In taking into account the successive steps of the migratory process, it is possible to build a clearer view of potential exposures and risk factors that may influence the present health condition of specific persons or a community. This can help primary care providers to identify the present complaint or illness with the previous events related to the person's migration process.
Thus, the health of migrants is largely influenced by specific living conditions, previous exposure to communicable diseases, deprivation or violence, professional risks, the degree of integration in the new society, the access to health care, the capability to communicate and the presence or absence of a community or family safety net. At present, most of the data on migration and health come from surveys on specific groups of migrants or services, or through medical screening programmes at the time of entry into the host country.

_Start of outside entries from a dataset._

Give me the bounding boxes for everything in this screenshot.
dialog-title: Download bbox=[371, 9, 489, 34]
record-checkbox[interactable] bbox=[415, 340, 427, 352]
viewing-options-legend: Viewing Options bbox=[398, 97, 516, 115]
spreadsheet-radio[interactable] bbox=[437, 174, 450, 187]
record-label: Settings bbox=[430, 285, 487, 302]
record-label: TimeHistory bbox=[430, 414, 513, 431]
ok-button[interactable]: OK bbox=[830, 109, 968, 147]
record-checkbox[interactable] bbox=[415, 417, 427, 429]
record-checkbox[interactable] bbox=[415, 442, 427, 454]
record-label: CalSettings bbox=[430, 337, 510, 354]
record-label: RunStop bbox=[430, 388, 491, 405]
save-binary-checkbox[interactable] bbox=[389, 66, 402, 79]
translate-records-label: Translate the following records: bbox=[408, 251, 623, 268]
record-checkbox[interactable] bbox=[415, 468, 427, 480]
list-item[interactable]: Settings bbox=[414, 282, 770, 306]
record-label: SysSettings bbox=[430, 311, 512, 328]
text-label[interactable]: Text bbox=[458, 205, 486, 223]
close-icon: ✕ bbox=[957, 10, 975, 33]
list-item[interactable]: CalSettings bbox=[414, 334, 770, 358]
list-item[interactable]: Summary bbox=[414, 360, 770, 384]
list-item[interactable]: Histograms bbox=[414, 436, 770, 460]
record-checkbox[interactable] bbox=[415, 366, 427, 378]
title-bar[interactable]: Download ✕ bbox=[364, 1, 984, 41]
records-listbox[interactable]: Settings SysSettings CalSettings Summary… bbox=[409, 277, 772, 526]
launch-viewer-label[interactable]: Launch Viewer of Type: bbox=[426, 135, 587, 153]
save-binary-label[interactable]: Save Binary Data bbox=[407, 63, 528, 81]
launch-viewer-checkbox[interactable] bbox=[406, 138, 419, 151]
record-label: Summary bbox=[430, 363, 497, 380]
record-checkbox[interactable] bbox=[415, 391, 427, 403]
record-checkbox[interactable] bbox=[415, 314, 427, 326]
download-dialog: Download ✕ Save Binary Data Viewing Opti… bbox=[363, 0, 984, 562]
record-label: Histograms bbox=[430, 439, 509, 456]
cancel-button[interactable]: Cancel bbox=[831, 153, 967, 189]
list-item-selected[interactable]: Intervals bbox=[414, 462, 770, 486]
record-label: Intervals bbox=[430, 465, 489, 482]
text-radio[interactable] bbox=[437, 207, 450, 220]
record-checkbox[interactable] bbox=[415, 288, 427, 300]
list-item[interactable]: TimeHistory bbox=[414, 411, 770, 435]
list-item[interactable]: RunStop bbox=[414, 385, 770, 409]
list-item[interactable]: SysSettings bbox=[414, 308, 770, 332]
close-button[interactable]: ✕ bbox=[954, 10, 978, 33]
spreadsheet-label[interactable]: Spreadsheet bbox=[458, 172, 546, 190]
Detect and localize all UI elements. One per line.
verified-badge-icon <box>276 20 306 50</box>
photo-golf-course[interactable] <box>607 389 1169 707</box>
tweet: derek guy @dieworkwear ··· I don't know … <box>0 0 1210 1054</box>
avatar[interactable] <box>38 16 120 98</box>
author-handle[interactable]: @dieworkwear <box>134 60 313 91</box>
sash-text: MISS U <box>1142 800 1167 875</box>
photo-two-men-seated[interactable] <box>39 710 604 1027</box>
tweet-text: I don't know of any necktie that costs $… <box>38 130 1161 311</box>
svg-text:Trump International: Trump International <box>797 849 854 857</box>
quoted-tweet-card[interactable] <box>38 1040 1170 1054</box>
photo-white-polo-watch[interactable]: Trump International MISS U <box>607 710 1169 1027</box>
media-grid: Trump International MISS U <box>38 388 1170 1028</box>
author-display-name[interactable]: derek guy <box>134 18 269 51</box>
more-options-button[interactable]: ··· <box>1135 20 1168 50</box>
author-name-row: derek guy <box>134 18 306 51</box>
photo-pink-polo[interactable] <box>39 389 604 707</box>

Routinely gathered data on the health of ethnic minorities or of foreign-born residents are often lacking in this area. Thus caution should be exercised in extrapolating the conclusions of specific studies to all migrants and, in so doing, contributing to the negative perception of migrants and to some indirect form of discrimination.
A recent review of health issues and problems of migrants in the European Union found that, compared with the host population, migrants have less access to health services and often have a higher rate of certain conditions such as tuberculosis, HIV, hepatitis B, accidental injuries, psychosomatic problems and depression (Carballo et al., 1998). Does migration in itself constitute an unhealthy process and put people on the move at higher risk of disease? Do we have a biased view on the health of migrants from studies uncontrolled for socioeconomic disadvantages or unequal access to health services? (Junghaus, 1998). Migration is a very selective process and those arriving in industrialised nations as immigrants, refugees or asylum seekers may not be representative of the population from which they come. They are probably the stronger, mentally and physically.